Paul senior adviser Doug Stafford said in a statement footnotes on “collaborative works” would now “be available on request.”
“Ultimately I’m the boss and things go out under my name, and so it is my fault,” Paul told CNN’s “The Situation Room” late Tuesday. “But I will say that people need to also understand that, you know, I never have intentionally ever presented anyone’s ideas as my own.”
He told the Times the criticism was “coming from haters to begin with, because they want the implication to be out there that you’re dishonest.” That sentiment then “bleeds over into regular press,” he said.
The opinion article that included material Paul failed to attribute appeared in The Washington Times Sept. 20. It copied language from an essay published in the magazine The Week Sept. 14.
The newspaper, whose editorial slant is generally conservative, said Tuesday it was canceling Paul’s weekly Friday column by mutual agreement.
“We expect our columnists to submit original work and to properly attribute material, and we appreciate that the senator and his staff have taken responsibility for an oversight in one column,” Washington Times Editor John Solomon said.

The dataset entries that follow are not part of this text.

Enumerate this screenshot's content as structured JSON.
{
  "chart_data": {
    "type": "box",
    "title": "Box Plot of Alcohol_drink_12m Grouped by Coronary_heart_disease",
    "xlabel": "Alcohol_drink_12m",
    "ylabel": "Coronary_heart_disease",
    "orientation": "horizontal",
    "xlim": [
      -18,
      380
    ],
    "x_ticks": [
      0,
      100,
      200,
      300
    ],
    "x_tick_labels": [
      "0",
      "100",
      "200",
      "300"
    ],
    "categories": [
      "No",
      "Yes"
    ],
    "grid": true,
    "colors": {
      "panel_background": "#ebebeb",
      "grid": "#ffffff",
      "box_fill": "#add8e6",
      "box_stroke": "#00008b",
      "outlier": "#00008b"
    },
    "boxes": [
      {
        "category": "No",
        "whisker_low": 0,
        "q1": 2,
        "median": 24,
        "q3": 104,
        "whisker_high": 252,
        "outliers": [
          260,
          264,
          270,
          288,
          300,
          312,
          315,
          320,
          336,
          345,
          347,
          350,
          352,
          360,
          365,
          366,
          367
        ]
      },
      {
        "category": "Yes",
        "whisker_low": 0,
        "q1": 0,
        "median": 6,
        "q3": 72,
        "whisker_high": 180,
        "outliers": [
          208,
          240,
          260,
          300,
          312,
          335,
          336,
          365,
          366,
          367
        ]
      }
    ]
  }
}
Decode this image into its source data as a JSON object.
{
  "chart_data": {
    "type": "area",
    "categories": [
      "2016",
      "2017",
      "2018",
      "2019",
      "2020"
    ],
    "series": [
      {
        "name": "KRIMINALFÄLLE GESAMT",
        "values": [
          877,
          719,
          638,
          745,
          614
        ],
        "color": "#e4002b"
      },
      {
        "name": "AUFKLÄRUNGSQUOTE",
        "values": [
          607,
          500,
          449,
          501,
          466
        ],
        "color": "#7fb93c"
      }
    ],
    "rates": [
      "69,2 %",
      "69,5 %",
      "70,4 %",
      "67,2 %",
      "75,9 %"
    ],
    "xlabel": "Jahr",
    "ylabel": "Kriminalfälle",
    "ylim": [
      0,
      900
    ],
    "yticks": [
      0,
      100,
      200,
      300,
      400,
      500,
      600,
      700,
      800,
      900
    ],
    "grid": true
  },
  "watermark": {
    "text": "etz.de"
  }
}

“The standard I’m being held to is a little different than everybody else,” Paul told CNN. “They’re now going back and reading every book from cover to cover and looking for places where we footnoted incorrectly and don’t have quotation marks in the right places or we didn’t indent correctly.”
Sen. John McCain of Arizona, the Republican Party’s presidential nominee in 2008 and a critic of Paul for the past six months, said the standard Paul is being held to is the standard of a politician building a national profile.
“I think when you have a high visibility in America politically, you’ve got to understand that you undergo scrutiny that you don’t even as a senator,” McCain told The New York Times.
He said he wouldn’t judge Paul’s political fallout until he knew “how much there is of it.”
Paul told The New York Times this sort of scrutiny is “what people hate about politics, and it’s why, frankly, members of my family are not too interested in politics, period, or wanting me to do more of this.”
“To tell you the truth, people can think what they want,” he continued. “I can go back to being a doctor anytime, if they’re tired of me. I’ll go back to being a doctor, and I’ll be perfectly content.”